Interestingly, demographic variables like income and gender, as well as health-related factors such as chronic conditions, were much less predictive. In other words, generativity appears to be influenced more by psychological and social characteristics than by external or physical conditions.
“This suggests that generativity can be cultivated, even in challenging circumstances,” Joshanloo said. “It serves as a reminder that our capacity to make a positive impact is not solely shaped by external circumstances or demographic factors; rather, our inner resources and determination play a crucial role.”
The study highlights the psychological and social factors associated with generativity in older adults. However, the cross-sectional design means that causal relationships cannot be established; it remains unclear whether the identified traits lead to generativity or if generative individuals develop these traits over time. Additionally, the analysis relied on the variables available in the MIDUS dataset, which, although extensive, may not capture all relevant factors. For example, cultural or environmental influences on generativity were not directly assessed.

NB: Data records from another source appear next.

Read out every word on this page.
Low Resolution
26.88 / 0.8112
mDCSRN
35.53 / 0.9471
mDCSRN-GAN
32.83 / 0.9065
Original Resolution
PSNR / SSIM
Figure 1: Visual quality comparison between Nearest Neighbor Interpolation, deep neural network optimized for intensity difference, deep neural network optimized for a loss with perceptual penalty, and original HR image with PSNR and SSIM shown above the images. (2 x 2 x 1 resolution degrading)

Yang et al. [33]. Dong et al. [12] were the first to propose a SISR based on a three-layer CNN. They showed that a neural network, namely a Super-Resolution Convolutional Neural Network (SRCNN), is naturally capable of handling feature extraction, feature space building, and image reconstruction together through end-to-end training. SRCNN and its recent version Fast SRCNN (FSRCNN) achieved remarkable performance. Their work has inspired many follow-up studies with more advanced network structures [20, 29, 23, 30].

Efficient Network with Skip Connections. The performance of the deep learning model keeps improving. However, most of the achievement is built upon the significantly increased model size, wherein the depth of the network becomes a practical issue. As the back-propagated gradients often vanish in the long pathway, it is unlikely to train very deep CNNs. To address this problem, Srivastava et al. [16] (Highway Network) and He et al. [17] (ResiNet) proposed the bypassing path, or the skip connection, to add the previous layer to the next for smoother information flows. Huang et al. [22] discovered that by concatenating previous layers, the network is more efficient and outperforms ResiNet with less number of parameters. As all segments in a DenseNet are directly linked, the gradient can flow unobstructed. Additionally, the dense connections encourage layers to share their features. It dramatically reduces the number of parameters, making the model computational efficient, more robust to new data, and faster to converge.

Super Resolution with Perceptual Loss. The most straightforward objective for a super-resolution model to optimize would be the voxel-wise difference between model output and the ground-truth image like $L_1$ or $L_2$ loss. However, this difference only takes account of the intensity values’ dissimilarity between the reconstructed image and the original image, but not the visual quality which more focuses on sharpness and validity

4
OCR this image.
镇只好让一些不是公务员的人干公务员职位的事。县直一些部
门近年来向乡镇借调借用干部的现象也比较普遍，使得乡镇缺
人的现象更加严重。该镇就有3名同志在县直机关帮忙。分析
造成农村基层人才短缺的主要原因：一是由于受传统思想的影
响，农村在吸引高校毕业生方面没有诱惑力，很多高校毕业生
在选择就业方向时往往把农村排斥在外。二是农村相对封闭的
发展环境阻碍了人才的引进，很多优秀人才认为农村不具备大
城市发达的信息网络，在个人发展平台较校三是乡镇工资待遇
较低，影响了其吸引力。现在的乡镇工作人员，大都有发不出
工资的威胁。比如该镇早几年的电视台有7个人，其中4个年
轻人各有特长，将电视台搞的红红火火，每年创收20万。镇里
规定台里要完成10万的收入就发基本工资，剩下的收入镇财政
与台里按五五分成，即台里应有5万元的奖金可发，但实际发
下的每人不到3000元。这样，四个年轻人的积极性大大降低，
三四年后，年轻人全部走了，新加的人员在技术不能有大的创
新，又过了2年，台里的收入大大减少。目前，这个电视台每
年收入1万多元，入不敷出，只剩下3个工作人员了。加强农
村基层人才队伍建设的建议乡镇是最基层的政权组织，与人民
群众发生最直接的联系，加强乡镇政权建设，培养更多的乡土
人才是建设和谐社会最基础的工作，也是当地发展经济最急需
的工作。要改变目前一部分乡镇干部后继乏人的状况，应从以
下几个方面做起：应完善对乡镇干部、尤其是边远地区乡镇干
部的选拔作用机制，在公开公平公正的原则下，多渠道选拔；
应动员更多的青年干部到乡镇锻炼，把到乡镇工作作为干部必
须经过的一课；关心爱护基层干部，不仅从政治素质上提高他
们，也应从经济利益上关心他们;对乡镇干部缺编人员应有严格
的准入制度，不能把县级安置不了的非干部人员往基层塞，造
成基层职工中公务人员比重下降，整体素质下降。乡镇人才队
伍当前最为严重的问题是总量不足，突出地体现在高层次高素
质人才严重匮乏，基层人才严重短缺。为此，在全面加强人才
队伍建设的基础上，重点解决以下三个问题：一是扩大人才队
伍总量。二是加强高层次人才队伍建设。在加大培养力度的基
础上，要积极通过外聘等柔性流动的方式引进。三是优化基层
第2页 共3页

Future research could address these gaps by incorporating longitudinal designs to explore how generativity evolves over time and across different life stages. Expanding the range of variables to include cultural, environmental, and systemic factors could also provide a more holistic understanding of what drives generativity.
“Identifying the factors that predict and potentially contribute to generativity can provide a solid foundation for creating targeted interventions that empower older adults to realize their potential for generativity,” Joshanloo explained. “This vision calls for further research to design, implement, and evaluate such interventions, along with psychoeducational programs that promote generativity. These initiatives can help older adults challenge the myth that aging inevitably leads to passivity, decline, and disengagement. I believe this study offers novel insights to guide the development of generativity-focused interventions and hope it inspires more research in this area.”
The study, “Key Predictors of Generativity in Adulthood: A Machine Learning Analysis,” was published December 12, 2024.